Baron described the implementation of a mammography recall program within an innovative, fully computerized primary care group practice [43]. The system was initially unable to properly audit mammograms and to produce accurate lists of patients to be recalled; mammograms were scanned in but were not recognized by the EMR. Baron described the development and implementation of practice processes to “tag” incoming mammograms so that patients could be properly categorized as having or not having had a mammogram within the previous two years [43]. Essentially, the practice cleaned and restructured their mammography data so that data were reliably entered in an area of the EMR where they could be audited.
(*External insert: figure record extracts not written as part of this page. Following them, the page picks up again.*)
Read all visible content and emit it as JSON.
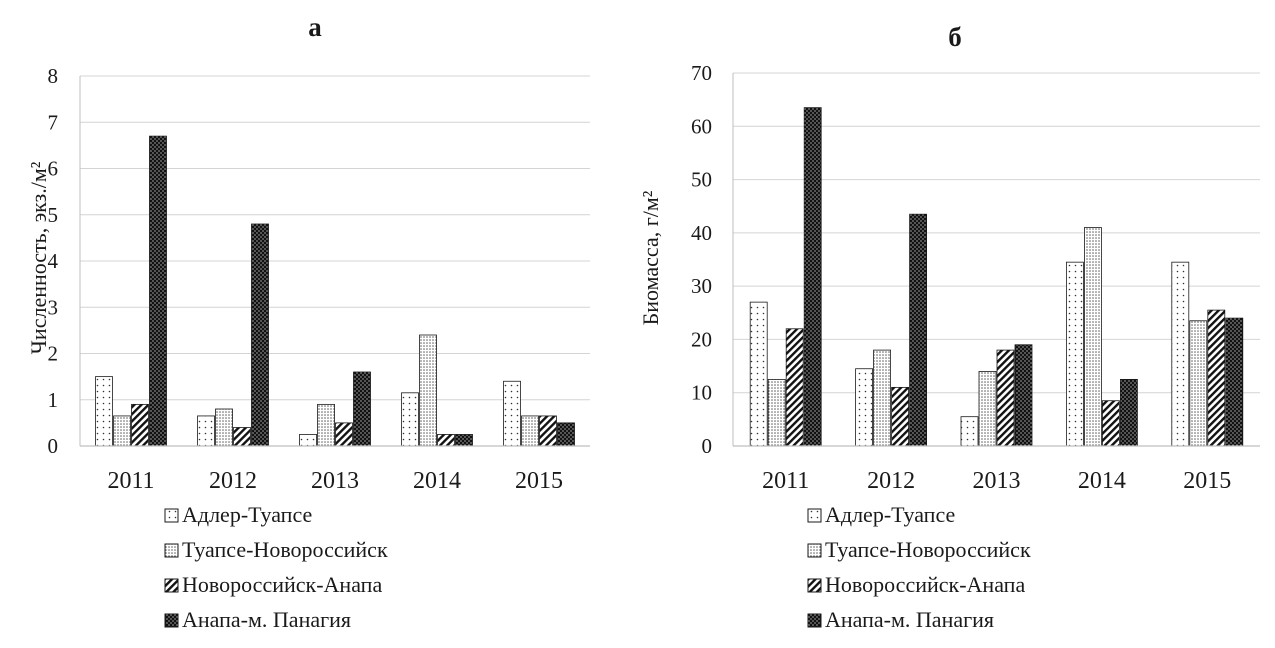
{
  "chart_data": [
    {
      "type": "bar",
      "title": "а",
      "ylabel": "Численность, экз./м²",
      "xlabel": "",
      "ylim": [
        0,
        8
      ],
      "yticks": [
        0,
        1,
        2,
        3,
        4,
        5,
        6,
        7,
        8
      ],
      "grid": true,
      "legend_position": "bottom",
      "categories": [
        "2011",
        "2012",
        "2013",
        "2014",
        "2015"
      ],
      "series": [
        {
          "name": "Адлер-Туапсе",
          "pattern": "sparse-dots",
          "values": [
            1.5,
            0.65,
            0.25,
            1.15,
            1.4
          ]
        },
        {
          "name": "Туапсе-Новороссийск",
          "pattern": "dense-dots",
          "values": [
            0.65,
            0.8,
            0.9,
            2.4,
            0.65
          ]
        },
        {
          "name": "Новороссийск-Анапа",
          "pattern": "diagonal-hatch",
          "values": [
            0.9,
            0.4,
            0.5,
            0.25,
            0.65
          ]
        },
        {
          "name": "Анапа-м. Панагия",
          "pattern": "dark-dots",
          "values": [
            6.7,
            4.8,
            1.6,
            0.25,
            0.5
          ]
        }
      ]
    },
    {
      "type": "bar",
      "title": "б",
      "ylabel": "Биомасса, г/м²",
      "xlabel": "",
      "ylim": [
        0,
        70
      ],
      "yticks": [
        0,
        10,
        20,
        30,
        40,
        50,
        60,
        70
      ],
      "grid": true,
      "legend_position": "bottom",
      "categories": [
        "2011",
        "2012",
        "2013",
        "2014",
        "2015"
      ],
      "series": [
        {
          "name": "Адлер-Туапсе",
          "pattern": "sparse-dots",
          "values": [
            27,
            14.5,
            5.5,
            34.5,
            34.5
          ]
        },
        {
          "name": "Туапсе-Новороссийск",
          "pattern": "dense-dots",
          "values": [
            12.5,
            18,
            14,
            41,
            23.5
          ]
        },
        {
          "name": "Новороссийск-Анапа",
          "pattern": "diagonal-hatch",
          "values": [
            22,
            11,
            18,
            8.5,
            25.5
          ]
        },
        {
          "name": "Анапа-м. Панагия",
          "pattern": "dark-dots",
          "values": [
            63.5,
            43.5,
            19,
            12.5,
            24
          ]
        }
      ]
    }
  ]
}
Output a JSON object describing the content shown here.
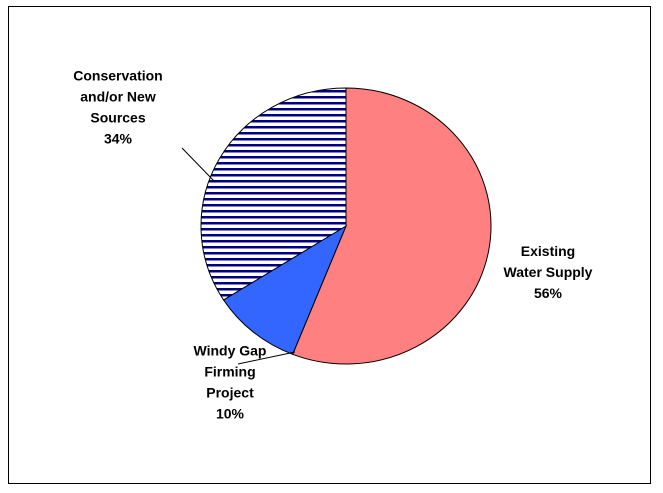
{
  "chart_data": {
    "type": "pie",
    "title": "",
    "slices": [
      {
        "label_lines": [
          "Existing",
          "Water Supply"
        ],
        "value_label": "56%",
        "value": 56,
        "color": "#ff8080",
        "pattern": "solid"
      },
      {
        "label_lines": [
          "Windy Gap",
          "Firming",
          "Project"
        ],
        "value_label": "10%",
        "value": 10,
        "color": "#3366ff",
        "pattern": "solid"
      },
      {
        "label_lines": [
          "Conservation",
          "and/or New",
          "Sources"
        ],
        "value_label": "34%",
        "value": 34,
        "color": "#000080",
        "pattern": "horizontal-stripes"
      }
    ],
    "legend": "none"
  }
}
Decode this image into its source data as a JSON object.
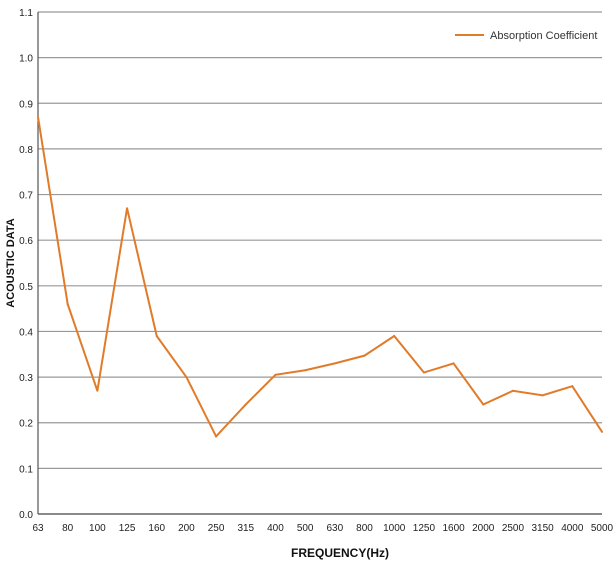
{
  "chart_data": {
    "type": "line",
    "title": "",
    "xlabel": "FREQUENCY(Hz)",
    "ylabel": "ACOUSTIC DATA",
    "ylim": [
      0,
      1.1
    ],
    "yticks": [
      "0.0",
      "0.1",
      "0.2",
      "0.3",
      "0.4",
      "0.5",
      "0.6",
      "0.7",
      "0.8",
      "0.9",
      "1.0",
      "1.1"
    ],
    "categories": [
      "63",
      "80",
      "100",
      "125",
      "160",
      "200",
      "250",
      "315",
      "400",
      "500",
      "630",
      "800",
      "1000",
      "1250",
      "1600",
      "2000",
      "2500",
      "3150",
      "4000",
      "5000"
    ],
    "series": [
      {
        "name": "Absorption Coefficient",
        "color": "#E07B2A",
        "values": [
          0.87,
          0.46,
          0.27,
          0.67,
          0.39,
          0.3,
          0.17,
          0.24,
          0.305,
          0.315,
          0.33,
          0.347,
          0.39,
          0.31,
          0.33,
          0.24,
          0.27,
          0.26,
          0.28,
          0.18
        ]
      }
    ],
    "grid": true,
    "legend": "top-right"
  }
}
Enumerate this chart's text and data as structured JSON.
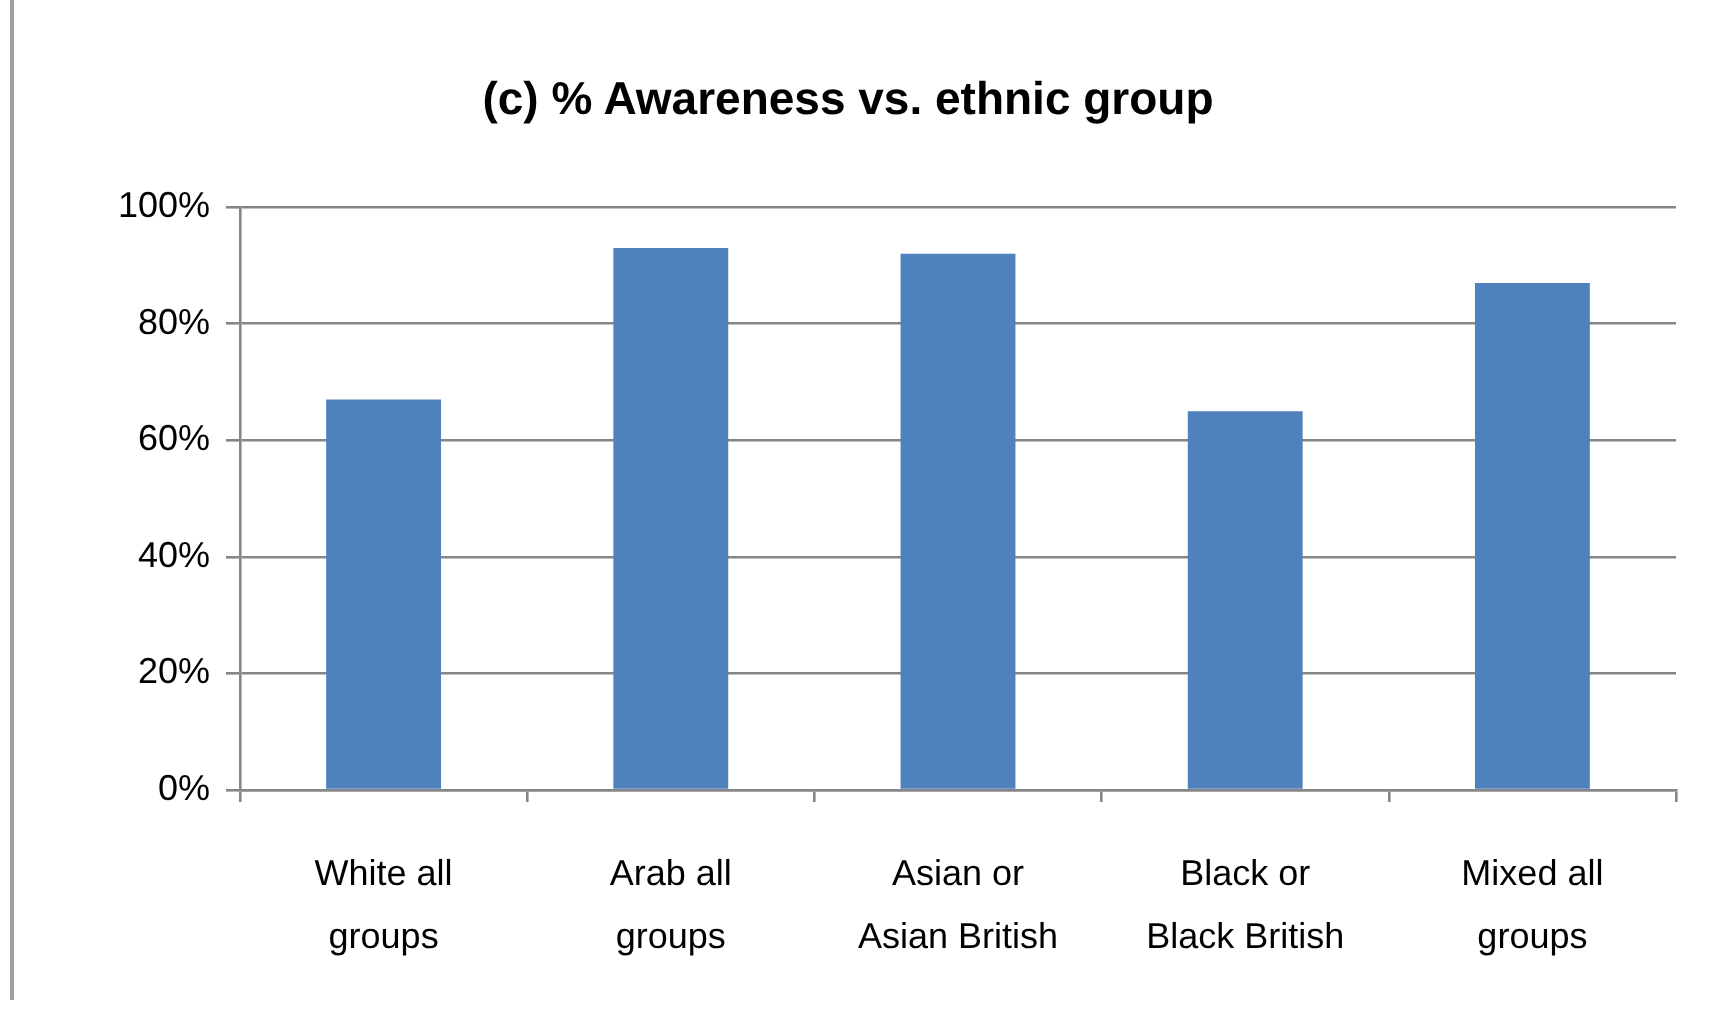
{
  "chart_data": {
    "type": "bar",
    "title": "(c) % Awareness vs. ethnic group",
    "categories": [
      "White all groups",
      "Arab all groups",
      "Asian or Asian British",
      "Black or Black British",
      "Mixed all groups"
    ],
    "values": [
      67,
      93,
      92,
      65,
      87
    ],
    "color": "#4f81bd",
    "ylim": [
      0,
      100
    ],
    "yticks": [
      {
        "value": 0,
        "label": "0%"
      },
      {
        "value": 20,
        "label": "20%"
      },
      {
        "value": 40,
        "label": "40%"
      },
      {
        "value": 60,
        "label": "60%"
      },
      {
        "value": 80,
        "label": "80%"
      },
      {
        "value": 100,
        "label": "100%"
      }
    ],
    "grid": "y",
    "legend": false
  }
}
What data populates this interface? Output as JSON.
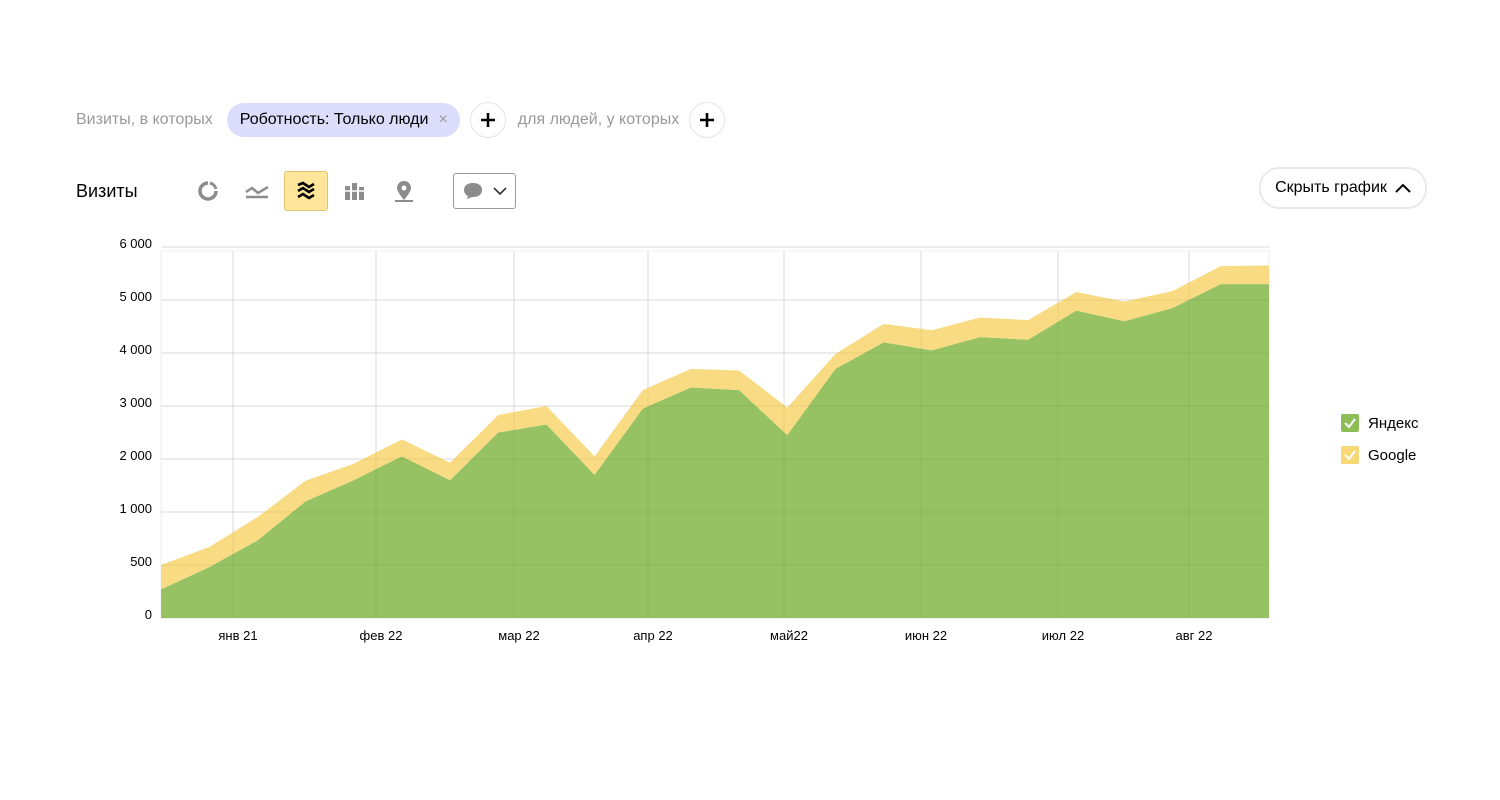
{
  "filter": {
    "prefix": "Визиты, в которых",
    "chip_label": "Роботность: Только люди",
    "chip_remove": "×",
    "middle": "для людей, у которых",
    "add_icon": "plus-icon"
  },
  "toolbar": {
    "title": "Визиты",
    "buttons": [
      "pie-chart-icon",
      "line-chart-icon",
      "stacked-area-icon",
      "bar-chart-icon",
      "map-pin-icon"
    ],
    "active_button": "stacked-area-icon",
    "comment_icon": "comment-icon"
  },
  "hide_chart_label": "Скрыть график",
  "legend": [
    {
      "label": "Яндекс",
      "color": "#8dbd57",
      "checked": true
    },
    {
      "label": "Google",
      "color": "#f7d877",
      "checked": true
    }
  ],
  "chart_data": {
    "type": "area",
    "stacked": true,
    "y_ticks": [
      {
        "value": 0,
        "label": "0"
      },
      {
        "value": 500,
        "label": "500"
      },
      {
        "value": 1000,
        "label": "1 000"
      },
      {
        "value": 2000,
        "label": "2 000"
      },
      {
        "value": 3000,
        "label": "3 000"
      },
      {
        "value": 4000,
        "label": "4 000"
      },
      {
        "value": 5000,
        "label": "5 000"
      },
      {
        "value": 6000,
        "label": "6 000"
      }
    ],
    "x_labels": [
      "янв 21",
      "фев 22",
      "мар 22",
      "апр 22",
      "май22",
      "июн 22",
      "июл 22",
      "авг 22"
    ],
    "grid": true,
    "legend_position": "right",
    "series": [
      {
        "name": "Яндекс",
        "color": "#8dbd57",
        "values": [
          270,
          480,
          730,
          1200,
          1600,
          2050,
          1600,
          2500,
          2650,
          1700,
          2950,
          3350,
          3300,
          2450,
          3700,
          4200,
          4050,
          4300,
          4250,
          4800,
          4600,
          4850,
          5300,
          5300
        ]
      },
      {
        "name": "Google",
        "color": "#f7d877",
        "values": [
          230,
          190,
          220,
          390,
          310,
          320,
          330,
          330,
          350,
          350,
          350,
          350,
          370,
          520,
          280,
          350,
          380,
          370,
          370,
          350,
          370,
          320,
          340,
          350
        ]
      }
    ]
  }
}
The quality of information (accuracy, reliability, completeness) has been found to be associated with empirical measures of success in implementing information technology in the business literature [44]. Unreliable information makes a system less useful, impacting implementation efforts and decreasing the net benefits that could be obtained from the technology [45].

Measuring performance depends on accurate documentation [1, 46, 47]. Once reliable and valid data have been entered into the EMR, interventions that have been found to increase performance, such as audits and feedback to clinicians, [48, 49] point of care prompts for needed interventions, [4951] and reminder letters to patients [52, 53] can be effectively implemented. We found a lack of improvement in preventive service documentation associated with the early stages of EMR implementation [23]. It is possible that elements of those negative results were due to problems with data quality during the early EMR implementation efforts.


This study was limited to a group of selected physicians in Toronto. However, all physicians in this study were practicing in community-based settings, similar to the majority of family physicians in Ontario [54]. We studied a single commercially available EMR application, and results may differ for different EMRs. Nonetheless, a recent review of data in a national primary care EMR database using nine different EMR applications found that data quality problems were pervasive across all platforms [4]. Administrative data and patient level data in the EMR could not be linked; we compared practice level data using randomly selected EMR charts. Nonetheless, there is no a priori reason to suspect that there are systematic differences between the two samples.


In conclusion, we found that, in the early phase of EMR implementation, data for the preventive services we measured were not reliably entered over time in the medical records we audited when compared to provincial administrative data. Data reliability should be assessed if EMR-based data are used to measure and improve quality.